La ruse de McMurphy est double, car elle consiste à se faire passer pour quelqu'un de sain auprès de fous, et d'un fou auprès de sains. Condamné pour diverses agressions dont un viol sur une mineure,
il se retrouve à semer la zizanie
, sociopathe qu'il est, auprès de personnes atteintes de troubles mentaux.
La mise en situation peut poser question : est-ce que mettre en scène un individu survolté, jouant la comédie, au sein de personnes vraiment atteintes de handicap, ne revient pas à spectaculariser leurs différences, et à les rendre risibles ? On suppose que ce n'est pas, là, l'intention de Forman ; néanmoins, la manière dont McMurphy agite ses camarades, de la même manière qu'il animerait une colonie de vacances, peut mettre mal à l'aise.
Du reste, le rapport de force entre l'autorité clinique et les patients retranscrit bien l'infantilisation subie.
On voit, lors de la scène du vote, qu'ils ne sont pas habitués à prendre des décisions collectives
; et pour cause, tout est toujours décidé à leur place.

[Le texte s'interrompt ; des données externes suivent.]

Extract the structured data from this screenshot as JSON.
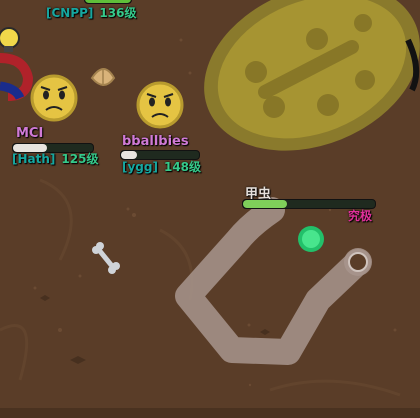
{
  "players": [
    {
      "guild": "[CNPP]",
      "level": "136级"
    },
    {
      "name": "MCI",
      "guild": "[Hath]",
      "level": "125级",
      "hp": 0.42
    },
    {
      "name": "bballbies",
      "guild": "[ygg]",
      "level": "148级",
      "hp": 0.2
    }
  ],
  "mob": {
    "name": "甲虫",
    "rarity": "究极",
    "hp": 0.33
  },
  "colors": {
    "ground": "#5a3d28",
    "flower": "#e5c443",
    "cactus": "#8a7a2c",
    "ant_trail": "#a8958d",
    "beetle_hp": "#7fcf5a",
    "player_hp": "#5fbf3a",
    "rarity": "#e0309a",
    "guild": "#16a7a0",
    "level": "#35c98a"
  },
  "items": [
    "bone-icon",
    "shell-icon",
    "bulb-icon",
    "magnet-icon"
  ]
}
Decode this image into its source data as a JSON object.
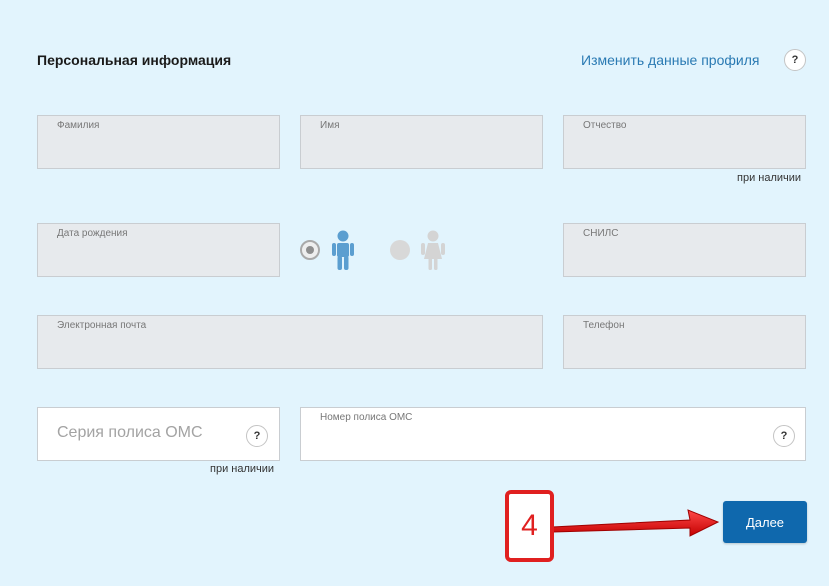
{
  "header": {
    "title": "Персональная информация",
    "edit_link": "Изменить данные профиля",
    "help": "?"
  },
  "fields": {
    "last_name": {
      "label": "Фамилия"
    },
    "first_name": {
      "label": "Имя"
    },
    "patronymic": {
      "label": "Отчество",
      "note": "при наличии"
    },
    "birth_date": {
      "label": "Дата рождения"
    },
    "snils": {
      "label": "СНИЛС"
    },
    "email": {
      "label": "Электронная почта"
    },
    "phone": {
      "label": "Телефон"
    },
    "oms_series": {
      "placeholder": "Серия полиса ОМС",
      "note": "при наличии",
      "help": "?"
    },
    "oms_number": {
      "label": "Номер полиса ОМС",
      "help": "?"
    }
  },
  "gender": {
    "selected": "male",
    "options": [
      "male",
      "female"
    ],
    "colors": {
      "male": "#5b9ed0",
      "female": "#d4d4d4"
    }
  },
  "actions": {
    "next_label": "Далее"
  },
  "annotation": {
    "step_number": "4",
    "color": "#e02020"
  },
  "colors": {
    "background": "#e2f4fd",
    "button": "#0f68ad",
    "link": "#2a7ab3"
  }
}
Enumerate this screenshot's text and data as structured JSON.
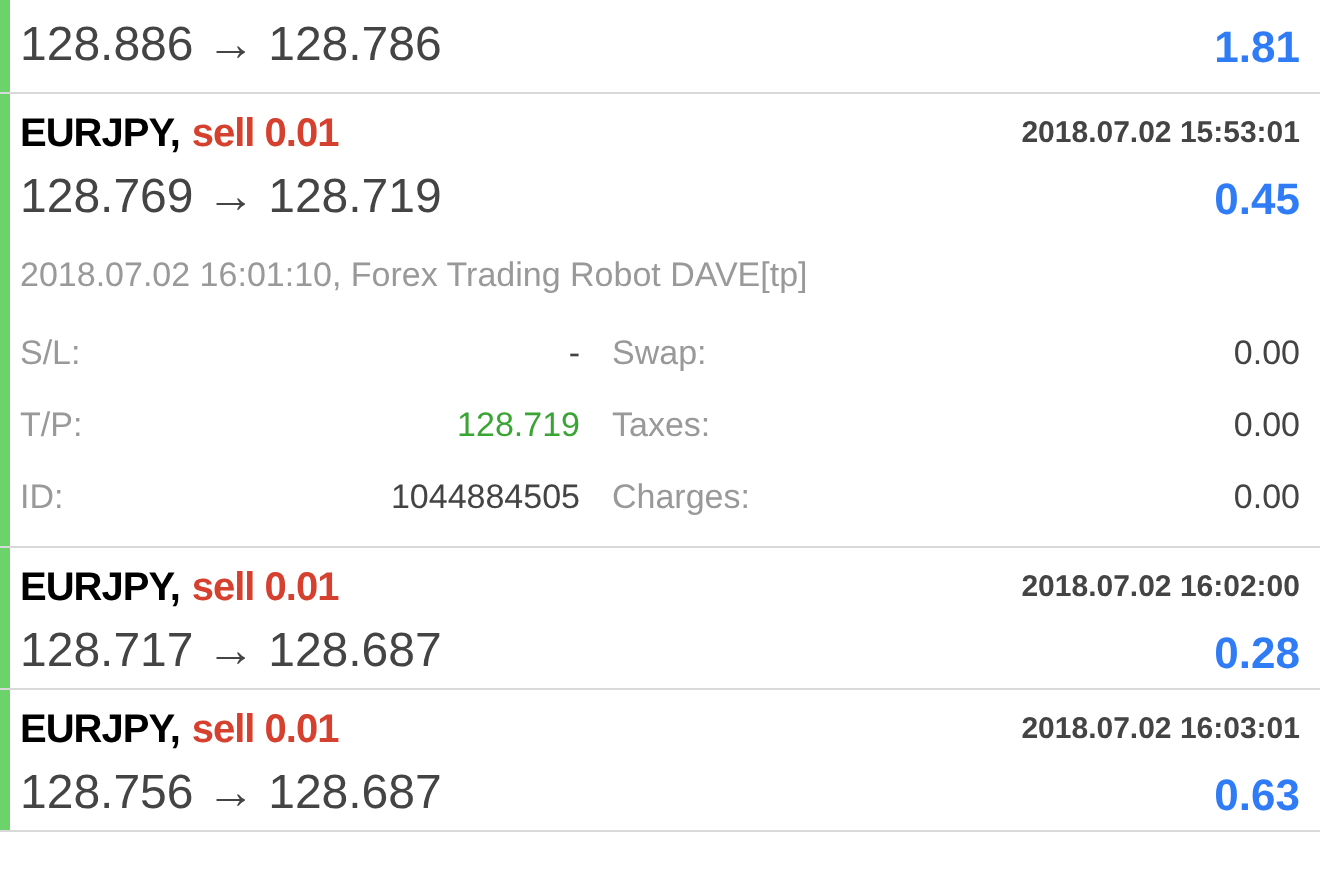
{
  "trades": [
    {
      "prices": "128.886 → 128.786",
      "profit": "1.81",
      "expanded": false
    },
    {
      "symbol": "EURJPY,",
      "kind": "sell",
      "order": "sell 0.01",
      "time": "2018.07.02 15:53:01",
      "prices": "128.769 → 128.719",
      "profit": "0.45",
      "expanded": true,
      "comment": "2018.07.02 16:01:10, Forex Trading Robot DAVE[tp]",
      "details": [
        {
          "label": "S/L:",
          "value": "-",
          "label2": "Swap:",
          "value2": "0.00",
          "kind": "plain"
        },
        {
          "label": "T/P:",
          "value": "128.719",
          "label2": "Taxes:",
          "value2": "0.00",
          "kind": "target"
        },
        {
          "label": "ID:",
          "value": "1044884505",
          "label2": "Charges:",
          "value2": "0.00",
          "kind": "plain"
        }
      ]
    },
    {
      "symbol": "EURJPY,",
      "kind": "sell",
      "order": "sell 0.01",
      "time": "2018.07.02 16:02:00",
      "prices": "128.717 → 128.687",
      "profit": "0.28",
      "expanded": false
    },
    {
      "symbol": "EURJPY,",
      "kind": "sell",
      "order": "sell 0.01",
      "time": "2018.07.02 16:03:01",
      "prices": "128.756 → 128.687",
      "profit": "0.63",
      "expanded": false
    }
  ]
}
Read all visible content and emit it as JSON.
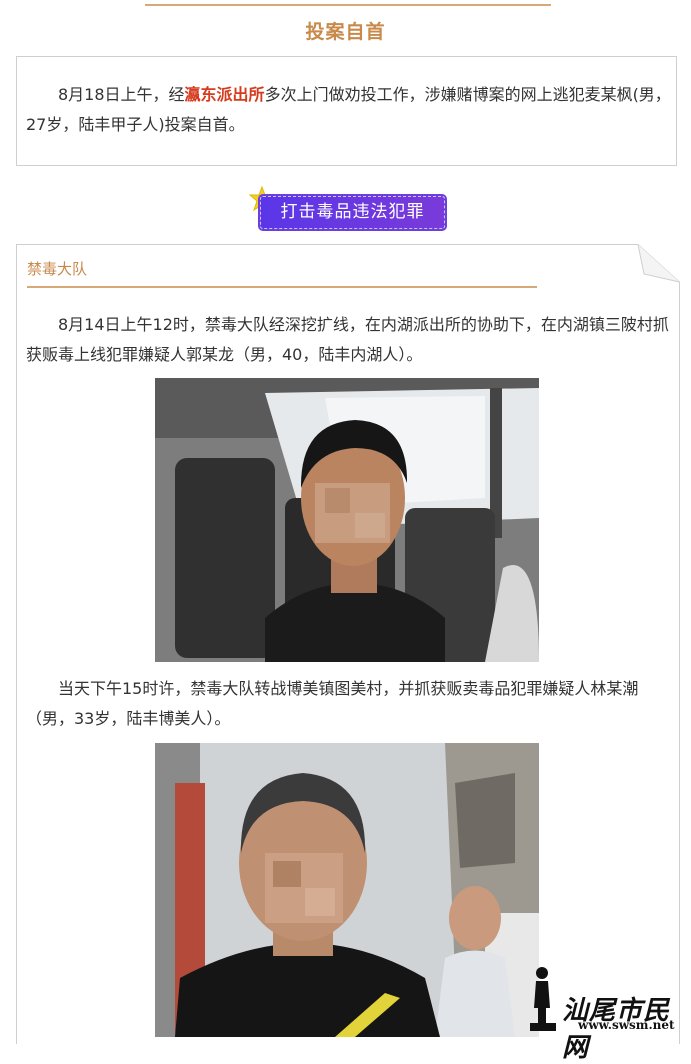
{
  "section1": {
    "title": "投案自首",
    "para_before": "8月18日上午，经",
    "para_highlight": "瀛东派出所",
    "para_after": "多次上门做劝投工作，涉嫌赌博案的网上逃犯麦某枫(男，27岁，陆丰甲子人)投案自首。"
  },
  "banner": {
    "label": "打击毒品违法犯罪"
  },
  "card": {
    "title": "禁毒大队",
    "para1": "8月14日上午12时，禁毒大队经深挖扩线，在内湖派出所的协助下，在内湖镇三陂村抓获贩毒上线犯罪嫌疑人郭某龙（男，40，陆丰内湖人）。",
    "para2": "当天下午15时许，禁毒大队转战博美镇图美村，并抓获贩卖毒品犯罪嫌疑人林某潮（男，33岁，陆丰博美人）。"
  },
  "watermark": {
    "text": "汕尾市民网",
    "url": "www.swsm.net"
  },
  "colors": {
    "accent": "#c8894b",
    "highlight": "#d63b1e",
    "banner": "#6b3ee0"
  }
}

Or rien n'indique qu'ils ne sont pas à même de choisir leurs activités.
L'accompagnement psychiatrique prend des airs de prison. Pensant échapper à la privation de liberté, McMurphy se retrouve dans un milieu où sa dissidence est tout aussi réprimée qu'en taule, sinon plus,
puisqu'il finit par être lobotomisé.
L'infirmière en chef, présentée comme une entité castratrice
– encore plus lorsqu'elle menace Billy de raconter ses rapports sexuels à sa mère –
, s'arroge le droit de décider de l'emploi du temps des internés, pour la simple raison que celui-ci aurait été "minutieusement pensé". Autorité écrasante d'une mère sur ses enfants, laquelle les surprotègerait d'un danger inexistant.
McMurphy, dans ce système millimétré,
est un caillou dans la chaussure, une menace libertaire insidieuse, trop à même de faire s'éveiller des individus devenus amorphes non par leur incapacité à agir, mais à penser leur situation dans un ensemble plus grand, à s'affranchir du cadre routinier dans lequel ils sont figés
.
Malgré un scénario recelant de bonnes idées, quelques coquilles gênent : Nicholson, dans le rôle principal, a parfois tendance à virer au cabotinage ; le personnage de Ratched ne constitue pas l'image la plus représentative du vice autoritaire ; et plusieurs scènes récréatives, à l'instar du film, altèrent le rythme et le propos.
On apprécie, toutefois, l'image venant clore le film :
Bromden, personnage interné sans raison apparente, sinon pour le mutisme et la surdité simulés, et qui, à l'image des amérindiens exécutés avec cruauté, s'est retrouvé, contre son gré, dans l'engrenage pernicieux d'un système oppressif légalisé, retrouve sa liberté.